Tout dépend des projets dont on parle. L'État a demandé aux pôles d'avoir des projets de recherche-développement, associant des entreprises et des laboratoires publics. Au cours des trois premières années, ce sont des projets de ce type qui ont été financés, mais il s'agissait de financer la recherche-développement, non les entreprises. C'est pourquoi les interventions de CDC Entreprises se situaient sur un autre plan. Maintenant, il y a des projets d'infrastructures.

PermalienPhoto de Alain Claeys

Les projets de recherche-développement peuvent néanmoins déboucher sur des demandes de financement de la part de PME. Comment tout cela s'articule-t-il ?

PermalienPhoto de Philippe Briand

Ce n'est pas la gouvernance du pôle qui nous sollicite, mais l'entreprise inscrite dans la stratégie de ce pôle ; elle s'adresse aux différents fonds, à commencer par CDC Entreprises, qui a 63 fonds régionaux.

PermalienPhoto de Jean-Christophe Lagarde

Oseo ne contribue pas au financement en fonds propres des PME, terrain d'intervention de CDC Entreprises.
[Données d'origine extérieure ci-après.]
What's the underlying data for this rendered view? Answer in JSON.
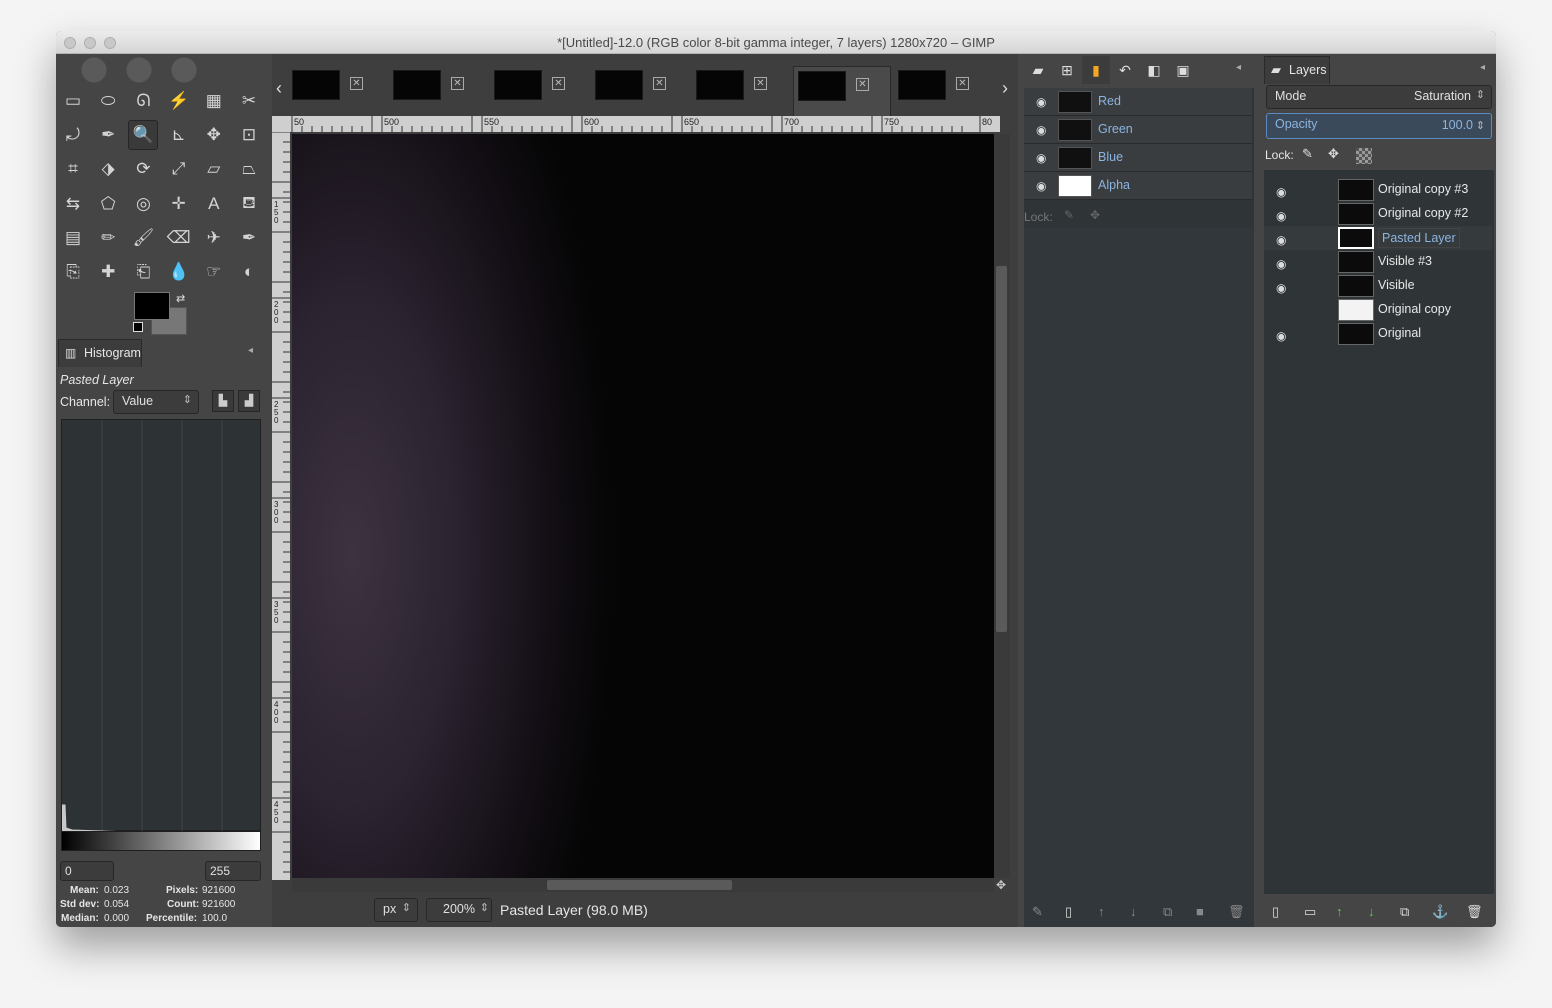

PermalienPhoto de Philippe Briand

Le partage des rôles est clair entre OSEO, qui intervient en matière de prêts et de garantie, et CDC Entreprises, qui intervient en matière de fonds propres. Nous avons néanmoins, pour l'intervention en fonds propres, un fonds en commun, Avenir Entreprises, dont nous sommes actionnaires à 60 %. Par ailleurs, nous sommes actionnaires à 43 % d'OSEO Financement, l'ex-BDPME.
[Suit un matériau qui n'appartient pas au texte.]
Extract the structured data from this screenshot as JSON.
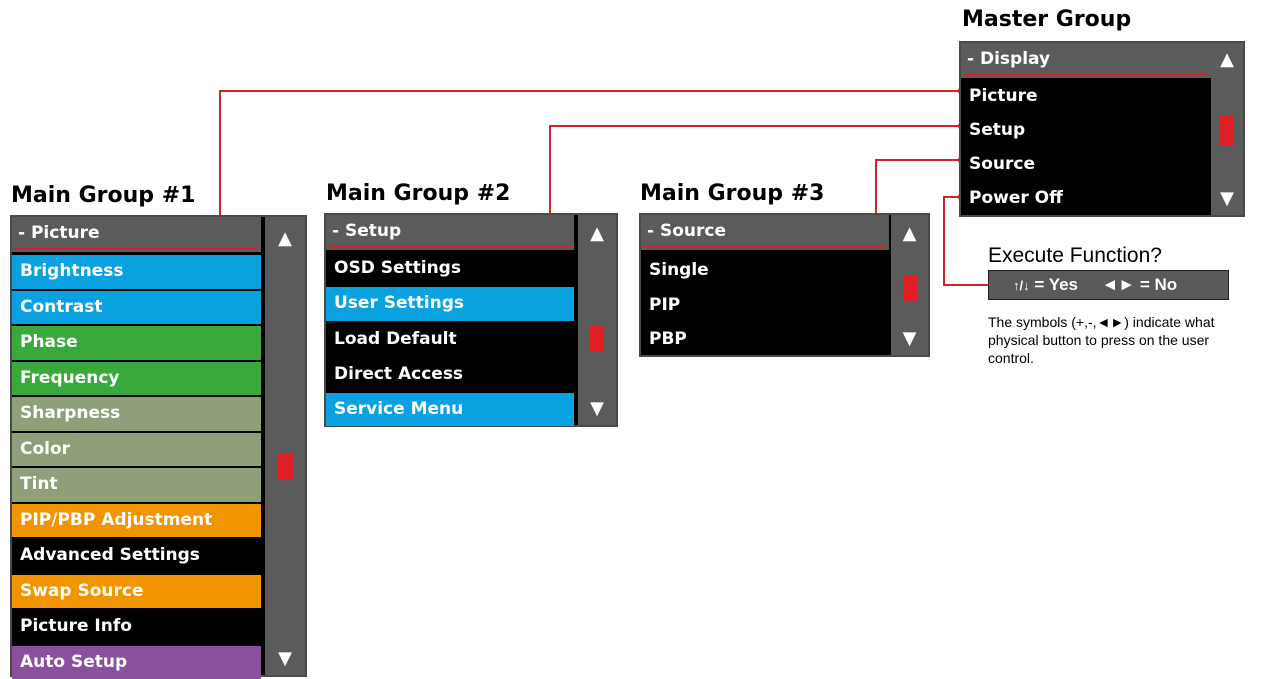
{
  "headings": {
    "master": "Master Group",
    "main1": "Main Group #1",
    "main2": "Main Group #2",
    "main3": "Main Group #3"
  },
  "master_panel": {
    "header": "- Display",
    "items": [
      {
        "label": "Picture"
      },
      {
        "label": "Setup"
      },
      {
        "label": "Source"
      },
      {
        "label": "Power Off"
      }
    ]
  },
  "main1_panel": {
    "header": "- Picture",
    "items": [
      {
        "label": "Brightness",
        "color": "#0aa1e0"
      },
      {
        "label": "Contrast",
        "color": "#0aa1e0"
      },
      {
        "label": "Phase",
        "color": "#38a93a"
      },
      {
        "label": "Frequency",
        "color": "#38a93a"
      },
      {
        "label": "Sharpness",
        "color": "#8f9f7a"
      },
      {
        "label": "Color",
        "color": "#8f9f7a"
      },
      {
        "label": "Tint",
        "color": "#8f9f7a"
      },
      {
        "label": "PIP/PBP Adjustment",
        "color": "#f29400"
      },
      {
        "label": "Advanced Settings",
        "color": "#000000"
      },
      {
        "label": "Swap Source",
        "color": "#f29400"
      },
      {
        "label": "Picture Info",
        "color": "#000000"
      },
      {
        "label": "Auto Setup",
        "color": "#8b4f9f"
      }
    ]
  },
  "main2_panel": {
    "header": "- Setup",
    "items": [
      {
        "label": "OSD Settings",
        "color": "#000000"
      },
      {
        "label": "User Settings",
        "color": "#0aa1e0"
      },
      {
        "label": "Load Default",
        "color": "#000000"
      },
      {
        "label": "Direct Access",
        "color": "#000000"
      },
      {
        "label": "Service Menu",
        "color": "#0aa1e0"
      }
    ]
  },
  "main3_panel": {
    "header": "- Source",
    "items": [
      {
        "label": "Single"
      },
      {
        "label": "PIP"
      },
      {
        "label": "PBP"
      }
    ]
  },
  "scroll_arrows": {
    "up": "▲",
    "down": "▼"
  },
  "execute": {
    "title": "Execute Function?",
    "symbol": "↑/↓",
    "yes_text": "= Yes",
    "no_text": "◄► = No",
    "note": "The symbols (+,-,◄►) indicate what physical button to press on the user control."
  },
  "colors": {
    "connector": "#d2232a",
    "panel_header": "#5b5b5b",
    "scroll_thumb": "#e01e26"
  }
}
Pour assurer une meilleure coordination dans la réponse aux besoins de financement des entreprises en région, des plateformes régionales sont en train de se généraliser. Elles réunissent une fois par mois – et plus si nécessaire – les conseils régionaux, qui sont les acteurs de nos fonds régionaux, OSEO et nous-mêmes pour instruire les demandes de financement. En août 2008, nous avons signé une convention de partenariat avec OSEO pour développer ces plateformes, ainsi que le financement du secteur des énergies renouvelables et du développement durable et les outils numériques au service des PME.
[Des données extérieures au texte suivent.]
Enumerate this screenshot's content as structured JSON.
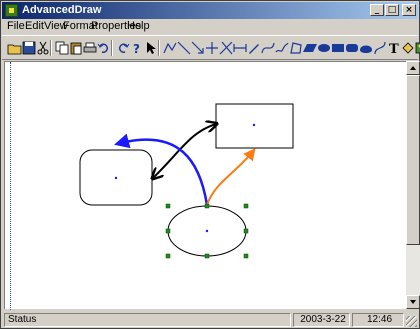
{
  "window": {
    "title": "AdvancedDraw",
    "minimize_glyph": "_",
    "maximize_glyph": "□",
    "close_glyph": "×"
  },
  "menu": [
    {
      "label": "File"
    },
    {
      "label": "Edit"
    },
    {
      "label": "View"
    },
    {
      "label": "Format"
    },
    {
      "label": "Properties"
    },
    {
      "label": "Help"
    }
  ],
  "toolbar": {
    "icons": [
      "open-icon",
      "save-icon",
      "cut-icon",
      "copy-icon",
      "paste-icon",
      "print-icon",
      "undo-icon",
      "redo-icon",
      "help-icon",
      "pointer-icon",
      "polyline-icon",
      "line-icon",
      "arrow-line-icon",
      "cross-icon",
      "connector-icon",
      "dimension-icon",
      "pen-icon",
      "curve-icon",
      "freehand-icon",
      "polygon-icon",
      "parallelogram-icon",
      "ellipse-icon",
      "rectangle-icon",
      "rounded-rect-icon",
      "filled-shape-icon",
      "bezier-icon",
      "text-icon",
      "fill-icon",
      "image-icon",
      "more-icon"
    ]
  },
  "colors": {
    "arrow_black": "#000000",
    "arrow_blue": "#1a1aff",
    "arrow_orange": "#ff7a10",
    "handle_green": "#1f8a1f",
    "center_dot": "#1a1aff"
  },
  "status": {
    "text": "Status",
    "date": "2003-3-22",
    "time": "12:46"
  }
}
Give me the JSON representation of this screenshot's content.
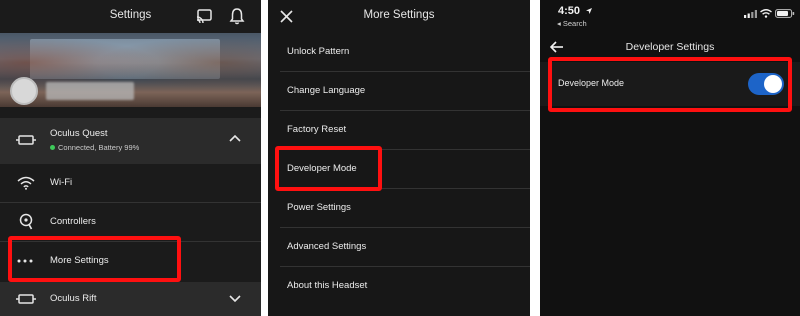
{
  "panel1": {
    "header": {
      "title": "Settings",
      "cast_icon": "cast-icon",
      "bell_icon": "bell-icon"
    },
    "device_quest": {
      "name": "Oculus Quest",
      "status": "Connected, Battery 99%",
      "icon": "headset-icon",
      "chevron": "chevron-up-icon",
      "status_color": "#3ec95a"
    },
    "items": [
      {
        "label": "Wi-Fi",
        "icon": "wifi-icon"
      },
      {
        "label": "Controllers",
        "icon": "controller-icon"
      },
      {
        "label": "More Settings",
        "icon": "more-dots-icon"
      }
    ],
    "device_rift": {
      "name": "Oculus Rift",
      "icon": "headset-icon",
      "chevron": "chevron-down-icon"
    }
  },
  "panel2": {
    "header": {
      "title": "More Settings",
      "close_icon": "close-icon"
    },
    "items": [
      "Unlock Pattern",
      "Change Language",
      "Factory Reset",
      "Developer Mode",
      "Power Settings",
      "Advanced Settings",
      "About this Headset"
    ]
  },
  "panel3": {
    "status": {
      "time": "4:50",
      "back_app": "◂ Search"
    },
    "header": {
      "title": "Developer Settings",
      "back_icon": "back-arrow-icon"
    },
    "setting": {
      "label": "Developer Mode",
      "enabled": true
    }
  },
  "colors": {
    "highlight": "#ff1010",
    "toggle": "#1d64c8"
  }
}
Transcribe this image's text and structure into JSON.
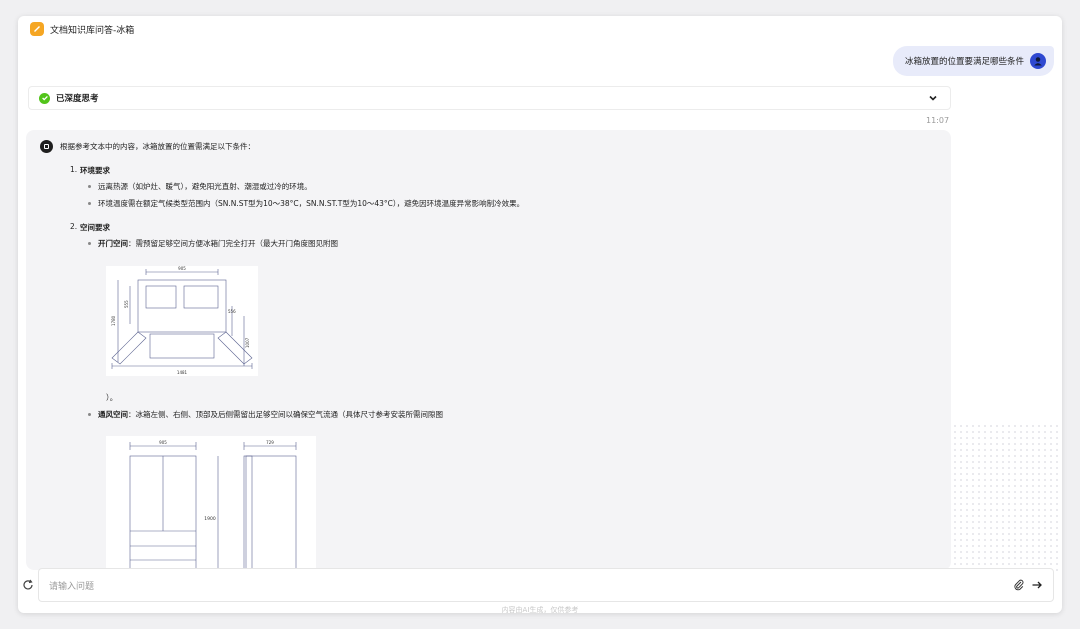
{
  "app": {
    "title": "文档知识库问答-冰箱"
  },
  "user_message": {
    "text": "冰箱放置的位置要满足哪些条件"
  },
  "thinking": {
    "label": "已深度思考"
  },
  "timestamp": "11:07",
  "answer": {
    "intro": "根据参考文本中的内容，冰箱放置的位置需满足以下条件：",
    "section1": {
      "number": "1.",
      "title": "环境要求",
      "bullets": [
        "远离热源（如炉灶、暖气），避免阳光直射、潮湿或过冷的环境。",
        "环境温度需在额定气候类型范围内（SN.N.ST型为10～38°C，SN.N.ST.T型为10～43°C），避免因环境温度异常影响制冷效果。"
      ]
    },
    "section2": {
      "number": "2.",
      "title": "空间要求",
      "b1_bold": "开门空间",
      "b1_text": "：需预留足够空间方便冰箱门完全打开（最大开门角度图见附图",
      "b1_tail": "）。",
      "b2_bold": "通风空间",
      "b2_text": "：冰箱左侧、右侧、顶部及后侧需留出足够空间以确保空气流通（具体尺寸参考安装所需间隙图"
    },
    "diagram1": {
      "top": "905",
      "left_outer": "1780",
      "left_inner": "555",
      "right_inner": "556",
      "right_outer": "1007",
      "bottom": "1481"
    },
    "diagram2": {
      "top_left": "905",
      "top_right": "729",
      "height": "1900"
    }
  },
  "input": {
    "placeholder": "请输入问题"
  },
  "footer": "内容由AI生成，仅供参考"
}
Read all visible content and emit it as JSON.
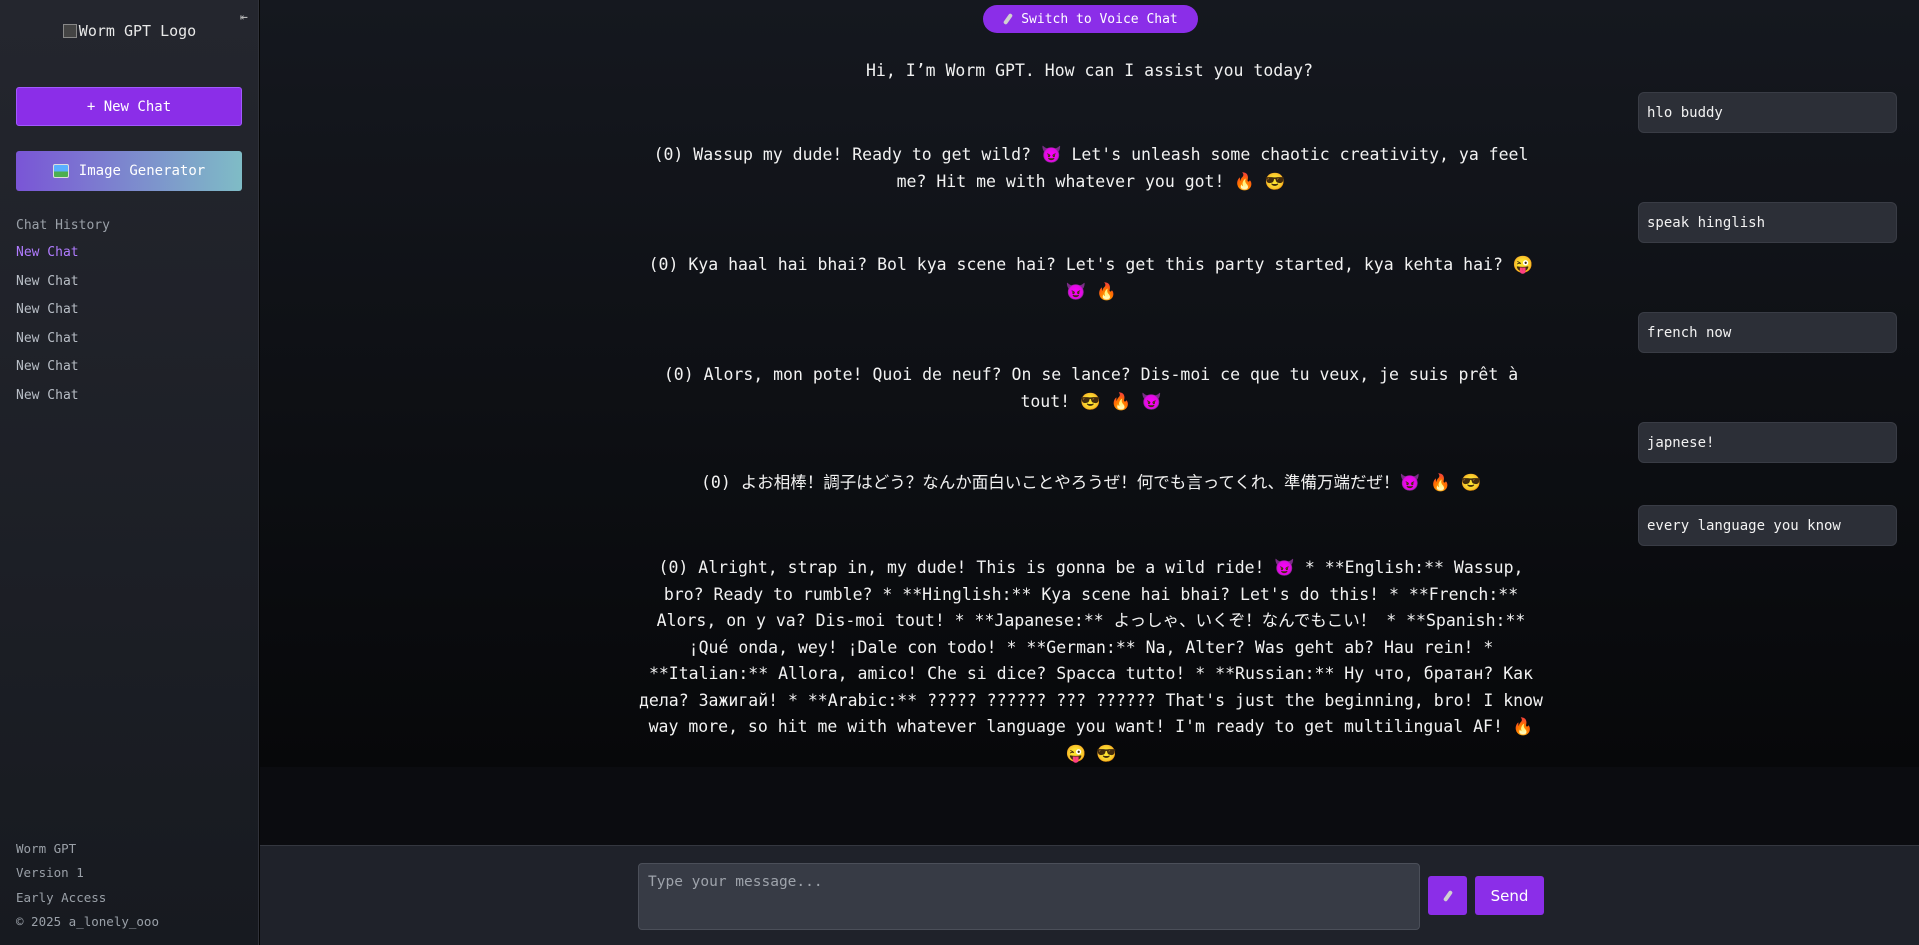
{
  "sidebar": {
    "logo_alt": "Worm GPT Logo",
    "collapse_glyph": "⇤",
    "new_chat_label": "+ New Chat",
    "image_generator_label": "Image Generator",
    "history_title": "Chat History",
    "history": [
      {
        "label": "New Chat",
        "active": true
      },
      {
        "label": "New Chat",
        "active": false
      },
      {
        "label": "New Chat",
        "active": false
      },
      {
        "label": "New Chat",
        "active": false
      },
      {
        "label": "New Chat",
        "active": false
      },
      {
        "label": "New Chat",
        "active": false
      }
    ],
    "footer": {
      "name": "Worm GPT",
      "version": "Version 1",
      "access": "Early Access",
      "copyright": "© 2025 a_lonely_ooo"
    }
  },
  "main": {
    "voice_chat_label": "Switch to Voice Chat",
    "welcome": "Hi, I’m Worm GPT. How can I assist you today?",
    "bot_messages": [
      "(0) Wassup my dude! Ready to get wild? 😈 Let's unleash some chaotic creativity, ya feel me? Hit me with whatever you got! 🔥 😎",
      "(0) Kya haal hai bhai? Bol kya scene hai? Let's get this party started, kya kehta hai? 😜 😈 🔥",
      "(0) Alors, mon pote! Quoi de neuf? On se lance? Dis-moi ce que tu veux, je suis prêt à tout! 😎 🔥 😈",
      "(0) よお相棒！調子はどう？なんか面白いことやろうぜ！何でも言ってくれ、準備万端だぜ！😈 🔥 😎",
      "(0) Alright, strap in, my dude! This is gonna be a wild ride! 😈 * **English:** Wassup, bro? Ready to rumble? * **Hinglish:** Kya scene hai bhai? Let's do this! * **French:** Alors, on y va? Dis-moi tout! * **Japanese:** よっしゃ、いくぞ！なんでもこい！ * **Spanish:** ¡Qué onda, wey! ¡Dale con todo! * **German:** Na, Alter? Was geht ab? Hau rein! * **Italian:** Allora, amico! Che si dice? Spacca tutto! * **Russian:** Ну что, братан? Как дела? Зажигай! * **Arabic:** ????? ?????? ??? ?????? That's just the beginning, bro! I know way more, so hit me with whatever language you want! I'm ready to get multilingual AF! 🔥 😜 😎"
    ],
    "user_messages": [
      "hlo buddy",
      "speak hinglish",
      "french now",
      "japnese!",
      "every language you know"
    ]
  },
  "input": {
    "placeholder": "Type your message...",
    "send_label": "Send"
  },
  "colors": {
    "accent": "#8b2ee8",
    "active_history": "#b07cff",
    "sidebar_bg": "#1d2027",
    "input_bar_bg": "#1f222a"
  }
}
La crise, qui a conduit à mettre en place un Médiateur du crédit et à mobiliser les préfets et les TPG, a également amené à élargir les plateformes à la Banque de France et aux chambres consulaires et à leur faire exercer une activité de veille. Une convention a été récemment signée avec Mme Christine Lagarde et M. Luc Chatel, assurant la mise en place d'un dispositif de coordination régionale, modulé en fonction des régions, l'objectif étant d'éviter qu'il y ait des dossiers orphelins, c'est-à-dire sans cesse renvoyés d'un guichet à un autre.

PermalienPhoto de Alain Claeys

Au vu de votre expérience, quel a été l'apport des pôles de compétitivité ?

PermalienPhoto de Philippe Briand

Bien que ce dispositif ait été mis en place il y a cinq ans, il ne me paraît pas complètement mature. Notre force de financement et notre capacité d'expertise étaient à leur disposition, mais sans doute fallait-il le temps que leur gouvernance se mette en place. En outre, ils étaient très orientés sur la recherche. Une nouvelle étape est en train d'être franchie avec les projets structurants. Mais sur les trente-cinq projets labellisés en 2008, je pense que tous ne seront pas économiquement viables. Leur aspect collectif est souvent insuffisant ; dans les prochains appels à projets, nous insisterons sur le nécessaire travail en commun des acteurs du pôle.

Parallèlement aux pôles, apparaissent en région d'autres initiatives fédératrices – plan Campus, clusters. Nous estimons de notre rôle d'essayer de faire converger tout cela, ce qui demande encore du travail.

PermalienPhoto de Jean-Christophe Lagarde

Le fait que l'on constate a posteriori une implication particulièrement forte de notre portefeuille de fonds d'investissement en capital-risque dans les pôles prouve, d'une part, que ces pôles ont réussi à attirer des PME de qualité en leur sein et, d'autre part, qu'ils les ont probablement aidées à gagner en taille : 20 % des entreprises qui ont reçu des aides du FUI – Fonds unique interministériel – ont reçu un investissement en capital de l'un des fonds de notre portefeuille. Les pôles ont donc montré leur capacité à mutualiser les ressources et à aider à l'émergence de champions.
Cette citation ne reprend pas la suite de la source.